Bush, the brother and son of the last two Republican presidents, is mulling whether to run for the White House in 2016. Unlike several other possible GOP contenders, he kept a relatively low public profile earlier in the year. But he has actively campaigned for GOP candidates of late. He is the latest of a series of possible 2016 White House hopefuls to appear in Arkansas, including U.S. Rep. Paul Ryan of Wisconsin and New Jersey Gov. Chris Christie.

A day earlier, Bush campaigned for Republican U.S. Sen. Pat Roberts in Kansas. Last week, he was in North Carolina to boost Senate candidate Thom Tillis, and he appeared at a fundraiser in Chicago recently for another GOP governor candidate, Illinois businessman Bruce Rauner.

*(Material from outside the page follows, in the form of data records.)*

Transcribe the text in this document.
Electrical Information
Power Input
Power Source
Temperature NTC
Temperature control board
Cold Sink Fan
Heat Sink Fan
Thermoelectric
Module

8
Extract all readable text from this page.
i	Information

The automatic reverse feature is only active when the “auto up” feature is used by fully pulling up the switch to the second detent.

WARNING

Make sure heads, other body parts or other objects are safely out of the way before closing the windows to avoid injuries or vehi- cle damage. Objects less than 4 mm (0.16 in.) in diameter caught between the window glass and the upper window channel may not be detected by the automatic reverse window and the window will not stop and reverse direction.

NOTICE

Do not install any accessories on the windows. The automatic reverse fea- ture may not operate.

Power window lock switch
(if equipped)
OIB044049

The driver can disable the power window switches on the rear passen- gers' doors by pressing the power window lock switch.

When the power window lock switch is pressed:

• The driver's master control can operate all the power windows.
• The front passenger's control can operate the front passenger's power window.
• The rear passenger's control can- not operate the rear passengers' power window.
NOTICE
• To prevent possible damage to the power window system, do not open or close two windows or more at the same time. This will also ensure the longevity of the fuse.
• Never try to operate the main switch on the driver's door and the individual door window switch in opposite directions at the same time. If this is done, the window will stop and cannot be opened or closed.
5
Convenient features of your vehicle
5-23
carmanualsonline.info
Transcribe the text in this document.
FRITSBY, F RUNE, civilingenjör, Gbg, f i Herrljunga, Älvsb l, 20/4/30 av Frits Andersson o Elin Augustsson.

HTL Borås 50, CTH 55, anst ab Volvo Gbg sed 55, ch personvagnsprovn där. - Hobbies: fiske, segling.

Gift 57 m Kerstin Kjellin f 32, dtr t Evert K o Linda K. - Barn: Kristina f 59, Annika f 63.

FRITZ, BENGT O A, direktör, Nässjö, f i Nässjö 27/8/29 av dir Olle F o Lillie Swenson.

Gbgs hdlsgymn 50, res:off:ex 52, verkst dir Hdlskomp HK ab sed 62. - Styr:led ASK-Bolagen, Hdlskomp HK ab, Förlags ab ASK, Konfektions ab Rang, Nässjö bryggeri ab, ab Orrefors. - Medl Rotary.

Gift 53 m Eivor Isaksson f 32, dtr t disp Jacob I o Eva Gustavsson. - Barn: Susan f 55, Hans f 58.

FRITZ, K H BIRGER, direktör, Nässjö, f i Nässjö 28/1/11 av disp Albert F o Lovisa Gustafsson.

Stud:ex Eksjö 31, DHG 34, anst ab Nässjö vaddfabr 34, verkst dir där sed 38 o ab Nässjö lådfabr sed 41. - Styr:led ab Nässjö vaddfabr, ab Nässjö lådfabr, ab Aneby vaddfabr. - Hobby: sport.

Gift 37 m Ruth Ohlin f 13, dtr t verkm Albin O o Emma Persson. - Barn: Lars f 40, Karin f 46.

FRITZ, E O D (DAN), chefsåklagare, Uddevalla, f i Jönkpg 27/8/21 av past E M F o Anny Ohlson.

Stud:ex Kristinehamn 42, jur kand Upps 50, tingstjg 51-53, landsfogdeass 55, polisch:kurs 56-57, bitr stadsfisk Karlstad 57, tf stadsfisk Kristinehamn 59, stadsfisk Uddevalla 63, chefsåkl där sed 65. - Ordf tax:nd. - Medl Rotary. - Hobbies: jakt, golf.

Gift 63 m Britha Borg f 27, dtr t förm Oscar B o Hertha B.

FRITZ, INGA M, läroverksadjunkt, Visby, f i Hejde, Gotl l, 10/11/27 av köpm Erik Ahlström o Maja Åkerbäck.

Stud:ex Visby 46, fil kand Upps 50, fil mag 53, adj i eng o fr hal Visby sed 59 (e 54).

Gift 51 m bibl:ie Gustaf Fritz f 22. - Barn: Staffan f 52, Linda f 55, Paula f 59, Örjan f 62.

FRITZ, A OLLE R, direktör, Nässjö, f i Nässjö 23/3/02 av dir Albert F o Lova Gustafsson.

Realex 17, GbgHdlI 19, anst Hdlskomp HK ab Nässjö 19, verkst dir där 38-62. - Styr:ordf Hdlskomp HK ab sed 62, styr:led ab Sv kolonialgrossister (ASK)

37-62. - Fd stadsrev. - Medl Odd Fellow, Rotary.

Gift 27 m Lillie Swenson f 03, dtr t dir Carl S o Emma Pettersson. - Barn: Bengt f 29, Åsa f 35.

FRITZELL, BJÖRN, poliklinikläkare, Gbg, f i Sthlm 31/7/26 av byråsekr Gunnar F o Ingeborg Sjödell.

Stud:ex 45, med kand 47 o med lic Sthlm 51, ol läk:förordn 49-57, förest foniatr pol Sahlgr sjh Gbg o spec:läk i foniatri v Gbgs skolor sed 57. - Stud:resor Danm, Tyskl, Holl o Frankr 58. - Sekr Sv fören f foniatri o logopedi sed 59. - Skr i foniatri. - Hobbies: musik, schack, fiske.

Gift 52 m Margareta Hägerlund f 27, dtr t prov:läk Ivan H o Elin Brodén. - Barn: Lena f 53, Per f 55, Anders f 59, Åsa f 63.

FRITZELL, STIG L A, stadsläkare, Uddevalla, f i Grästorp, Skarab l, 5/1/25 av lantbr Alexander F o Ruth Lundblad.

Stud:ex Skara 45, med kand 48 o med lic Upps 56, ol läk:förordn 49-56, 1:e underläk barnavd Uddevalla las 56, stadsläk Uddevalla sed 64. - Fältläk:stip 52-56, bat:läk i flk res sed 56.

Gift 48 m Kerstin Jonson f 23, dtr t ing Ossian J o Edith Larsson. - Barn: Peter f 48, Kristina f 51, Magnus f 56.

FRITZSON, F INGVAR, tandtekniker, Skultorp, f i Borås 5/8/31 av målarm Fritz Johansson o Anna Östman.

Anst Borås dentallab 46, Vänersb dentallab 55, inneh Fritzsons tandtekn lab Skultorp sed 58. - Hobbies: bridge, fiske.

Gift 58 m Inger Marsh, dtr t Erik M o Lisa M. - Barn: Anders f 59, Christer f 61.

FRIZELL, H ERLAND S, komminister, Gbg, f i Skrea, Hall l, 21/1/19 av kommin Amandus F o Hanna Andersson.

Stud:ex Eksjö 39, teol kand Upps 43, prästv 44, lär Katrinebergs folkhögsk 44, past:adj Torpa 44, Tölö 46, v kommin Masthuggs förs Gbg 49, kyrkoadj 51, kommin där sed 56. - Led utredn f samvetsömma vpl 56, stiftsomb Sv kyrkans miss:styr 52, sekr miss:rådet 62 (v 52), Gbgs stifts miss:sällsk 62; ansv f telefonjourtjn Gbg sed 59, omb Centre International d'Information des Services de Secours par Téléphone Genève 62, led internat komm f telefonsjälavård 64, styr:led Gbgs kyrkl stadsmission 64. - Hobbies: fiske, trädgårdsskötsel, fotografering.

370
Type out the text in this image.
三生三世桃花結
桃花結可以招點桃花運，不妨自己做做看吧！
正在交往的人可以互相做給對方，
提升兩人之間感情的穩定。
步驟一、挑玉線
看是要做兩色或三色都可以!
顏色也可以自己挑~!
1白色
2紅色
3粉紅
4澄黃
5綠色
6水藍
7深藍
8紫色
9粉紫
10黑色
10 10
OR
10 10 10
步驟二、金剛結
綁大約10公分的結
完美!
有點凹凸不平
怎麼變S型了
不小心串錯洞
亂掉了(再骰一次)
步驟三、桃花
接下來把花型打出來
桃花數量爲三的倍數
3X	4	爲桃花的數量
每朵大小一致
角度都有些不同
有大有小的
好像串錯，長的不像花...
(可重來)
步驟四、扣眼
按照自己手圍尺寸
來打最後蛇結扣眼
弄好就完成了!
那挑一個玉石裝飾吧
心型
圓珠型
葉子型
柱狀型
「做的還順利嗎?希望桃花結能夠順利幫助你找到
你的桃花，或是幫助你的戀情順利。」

Bush has been an advocate of the Common Core academic standards, which were developed by a bipartisan group of governors and state school officials and later promoted by the Obama administration. The standards have faced a backlash from conservatives in Arkansas and other states, and Hutchinson has said he'll review them next year.

When asked if he had any advice for Hutchinson on the issue, Bush said higher standards are needed — even if it's not Common Core.

"For the United States to succeed and for states to succeed, we need high standards," Bush said. "Whether they're called Common Core or best Arkansas standards, whatever we have today need to be higher and they need to be assessed faithfully and we need to assure that more than a third of our kids are college and/or career ready."

Hutchinson said he believed the two were in agreement.

"I've consistently said whatever standards we resolve that we need to make sure they're high standards and have high expectations for our students and that's critically important and that they're measurable," he said.

Bush has also been a vocal supporter of private school vouchers, an idea that Hutchinson said he doesn't support in Arkansas.

Ross and Hutchinson are running to succeed Democratic Gov. Mike Beebe, who is barred by term limits from seeking re-election. Republicans, who already have a majority among the nation's governors, hope to win a seat in Arkansas from the Democrats.

Ross' campaign accused Hutchinson of relying on "Washington and Wall Street allies" with Bush's visit.

"This should concern voters because while my focus will be on Arkansas and growing the middle class, Congressman Hutchinson's focus will be on returning the favors from his out-of-state partisan allies," he said in a statement.